Although there had been a few short-lived chapters in central Illinois in the 1870s, including one at the Jacksonville Female Academy, the first permanent chapter in Illinois was Chapter A, Chicago. It was organized January 17, 1893, by Kittie E. Dietrich. who had been a member of that chapter at Jacksonville Female Academy. The organizational meeting and first initiation took place at 7 p.m. at the Dietrich home at 5027 Champlain Avenue on the south side of Chicago in the middle of a snow storm.  Some of the women who were transferring into the chapter from chapters in other states could not get through the snow.

The Columbian Exposition opened in Chicago that May of 1893. Jessie M. Thayer O’Neil, the president of P.E.O.’s Supreme Chapter was a member of the Exposition’s Lady Board of Managers. Through her connections, P.E.O. was able to be represented in the Organization Room of the Woman’s Building. Minnie Osgood, a charter member of Chapter A, was the room’s official hostess. According to one account, “a vast amount of information was given out, and Miss Osgood’s outstanding personality converted the some-what doubtful venture of a P. E. O. booth into a magnificent success, giving P. E. O. much impetus to growth in Illinois.”

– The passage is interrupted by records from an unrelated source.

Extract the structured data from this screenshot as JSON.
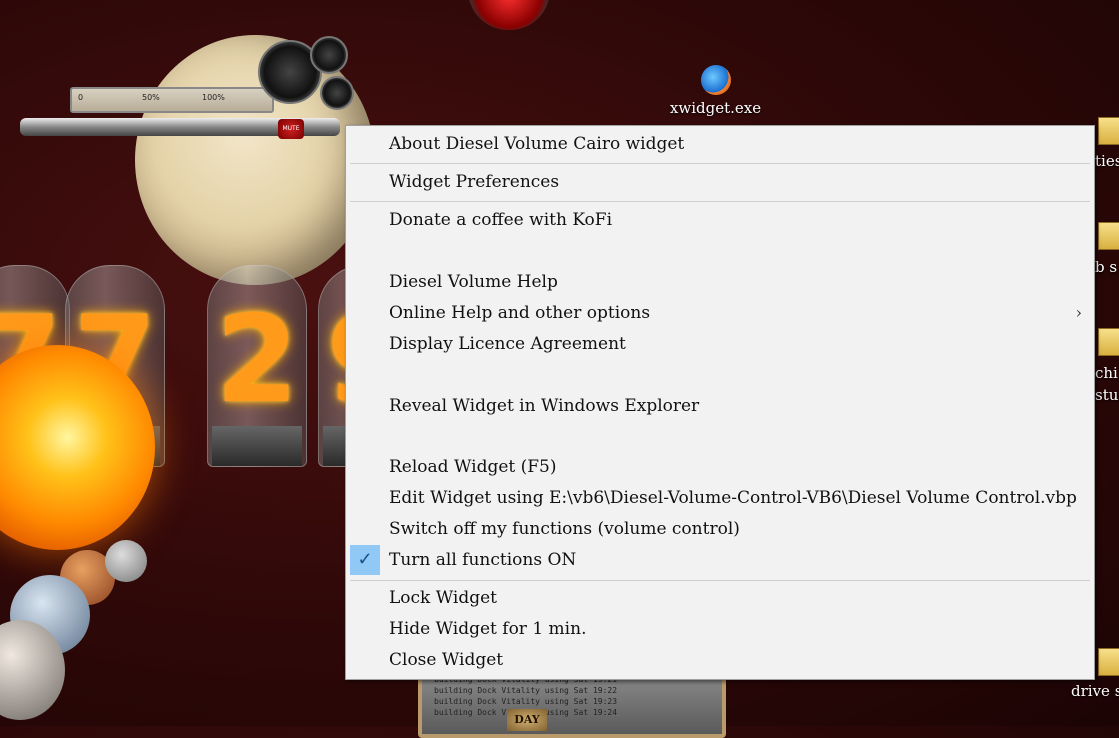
{
  "desktop": {
    "shortcut": {
      "label": "xwidget.exe",
      "icon": "xwidget-app-icon"
    },
    "right_labels": [
      "ties",
      "b s",
      "chi",
      "stuf",
      "drive s"
    ],
    "volume_gauge": {
      "ticks": [
        "0",
        "50%",
        "100%"
      ],
      "mute_label": "MUTE"
    },
    "clock_digits": [
      "7",
      "2",
      "9"
    ],
    "terminal": {
      "lines": [
        "building Dock Vitality using Sat 19:21",
        "building Dock Vitality using Sat 19:22",
        "building Dock Vitality using Sat 19:23",
        "building Dock Vitality using Sat 19:24"
      ],
      "badge": "DAY"
    }
  },
  "menu": {
    "items": {
      "about": "About Diesel Volume Cairo widget",
      "preferences": "Widget Preferences",
      "donate": "Donate a coffee with KoFi",
      "help": "Diesel Volume Help",
      "online_help": "Online Help and other options",
      "licence": "Display Licence Agreement",
      "reveal": "Reveal Widget in Windows Explorer",
      "reload": "Reload Widget (F5)",
      "edit": "Edit Widget using E:\\vb6\\Diesel-Volume-Control-VB6\\Diesel Volume Control.vbp",
      "switch_off": "Switch off my functions (volume control)",
      "turn_on": "Turn all functions ON",
      "lock": "Lock Widget",
      "hide": "Hide Widget for 1 min.",
      "close": "Close Widget"
    },
    "submenu_arrow": "›",
    "checkmark": "✓",
    "checked_item": "turn_on",
    "highlight_color": "#90c8f6"
  }
}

This month I had occasion to look at the yearbook of Chapter A of P.E.O.’s Illinois State Chapter. Yearbooks usually have a list of the women who served as president of that chapter. I was astounded to find that there were four women who served as the president of Supreme Grand/Supreme/International Chapter, as it was known over the years. In addition to two past presidents of Illinois State Chapter, whom I knew about, there were two who totally surprised me.

At the 1897 Supreme Grand Convention held in Newton, Iowa, the president of Chapter A, Illinois, tendered an invitation for the 1899 convention. Her invitation to hold the convention in Chicago was accepted. The 1899 convention was the organization’s first convention held in a hotel. And it wasn’t just any old hotel, it was Chicago’s Palmer House. More than 68 delegates and many more guests gathered in Chicago at P.E.O.’s first convention held east of the Mississippi River. The manager wrote to the chapter thanking them for the stay and noting that they didn’t find any damage to the rooms which wasn’t often the case when they rented rooms to a men’s group.

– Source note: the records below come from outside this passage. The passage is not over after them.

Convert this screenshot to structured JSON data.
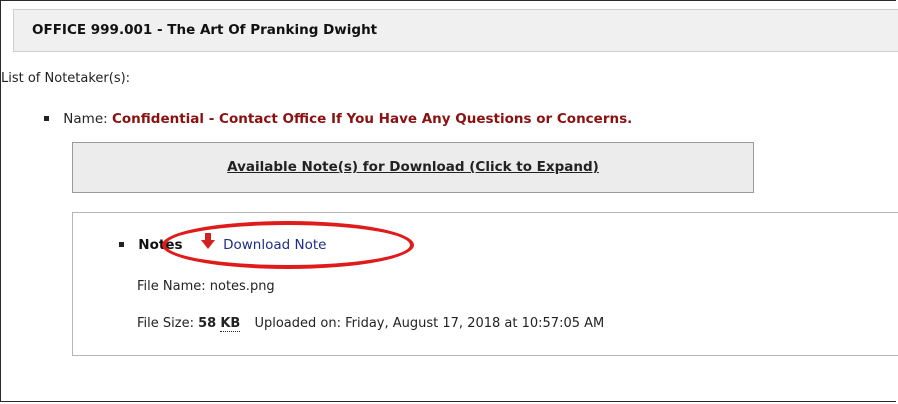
{
  "course": {
    "title": "OFFICE 999.001 - The Art Of Pranking Dwight"
  },
  "notetakers": {
    "label": "List of Notetaker(s):",
    "name_prefix": "Name:",
    "name_value": "Confidential - Contact Office If You Have Any Questions or Concerns."
  },
  "available": {
    "link_label": "Available Note(s) for Download (Click to Expand)"
  },
  "note": {
    "label": "Notes",
    "download_label": "Download Note",
    "download_icon": "red-down-arrow-icon",
    "file_name_text": "File Name: notes.png",
    "file_size_label": "File Size:",
    "file_size_value": "58",
    "file_size_unit": "KB",
    "uploaded_text": "Uploaded on: Friday, August 17, 2018 at 10:57:05 AM"
  },
  "colors": {
    "confidential": "#8b1010",
    "link": "#1f2d8a",
    "highlight": "#e01b1b",
    "icon": "#d32020"
  }
}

Also notable was the lack of a state chapter for Illinois. Nine chapters were needed to form a state chapter and that would not happen in Illinois until 1903. Chapter A produced and sold a cook book to help with convention expenses.

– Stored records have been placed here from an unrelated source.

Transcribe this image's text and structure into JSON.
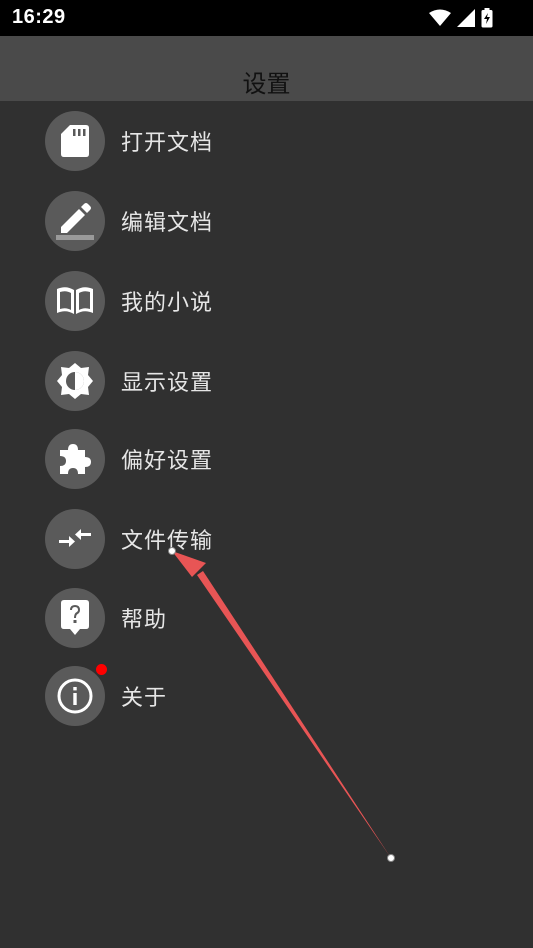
{
  "status_bar": {
    "time": "16:29",
    "icons": [
      "wifi-icon",
      "signal-icon",
      "battery-icon"
    ]
  },
  "header": {
    "title": "设置"
  },
  "menu": {
    "items": [
      {
        "label": "打开文档",
        "icon": "sd-card-icon"
      },
      {
        "label": "编辑文档",
        "icon": "edit-pencil-icon"
      },
      {
        "label": "我的小说",
        "icon": "book-icon"
      },
      {
        "label": "显示设置",
        "icon": "brightness-icon"
      },
      {
        "label": "偏好设置",
        "icon": "puzzle-icon"
      },
      {
        "label": "文件传输",
        "icon": "transfer-arrows-icon"
      },
      {
        "label": "帮助",
        "icon": "help-icon"
      },
      {
        "label": "关于",
        "icon": "info-icon",
        "badge": true
      }
    ]
  },
  "colors": {
    "background": "#303030",
    "header": "#4a4a4a",
    "icon_circle": "#5a5a5a",
    "badge": "#ff0000",
    "annotation_arrow": "#e85555"
  }
}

Chapter A Cook Book Fundraiser, 1893

The four women who served as president of Chapter A, Chicago, Illinois, and also served as president of Supreme Grand/Supreme/International Chapter are:  

Alice Cary Brooks Briggs, president of Chapter A, 1896-1897. She previously served as the first president of Nebraska Grand Chapter, 1890-1892, and as president of Grand Chapter from 1893-1895. (Her husband Abington was P.E.O. founder Hattie Briggs Bousquet’s brother. A business opportunity took the Briggs to Chicago but that is a story for another day.)

Alice Cary Brooks Briggs

 

Grace Runyan Parks, president of Chapter A 1900-1901. She later served as president of Illinois State Chapter from 1905-1907 and as president of Supreme Chapter 1911-1913.

Grace Runyan Parks

 

Hallie Newell, president of Chapter A from 1911-1913. She served on the Illinois State Chapter board from 1915 to 1916 as corresponding secretary and organizer. She later served as president of Missouri State Chapter from 1927-1928 and then as president of Supreme Chapter from 1935-1937.

Hallie Newell

 

Bessie Rainey, president of Chapter A 1925-1927. She served as Illinois State Chapter from 1928-1929 and as president of Supreme Chapter from 1947-1949.

Bessie Rainey

 

Additionally, Winona Evans Reeves, Iowa Grand Chapter president, served as Supreme Chapter president from 1909-1911. She was a member of Chapter A while she lived in Illinois.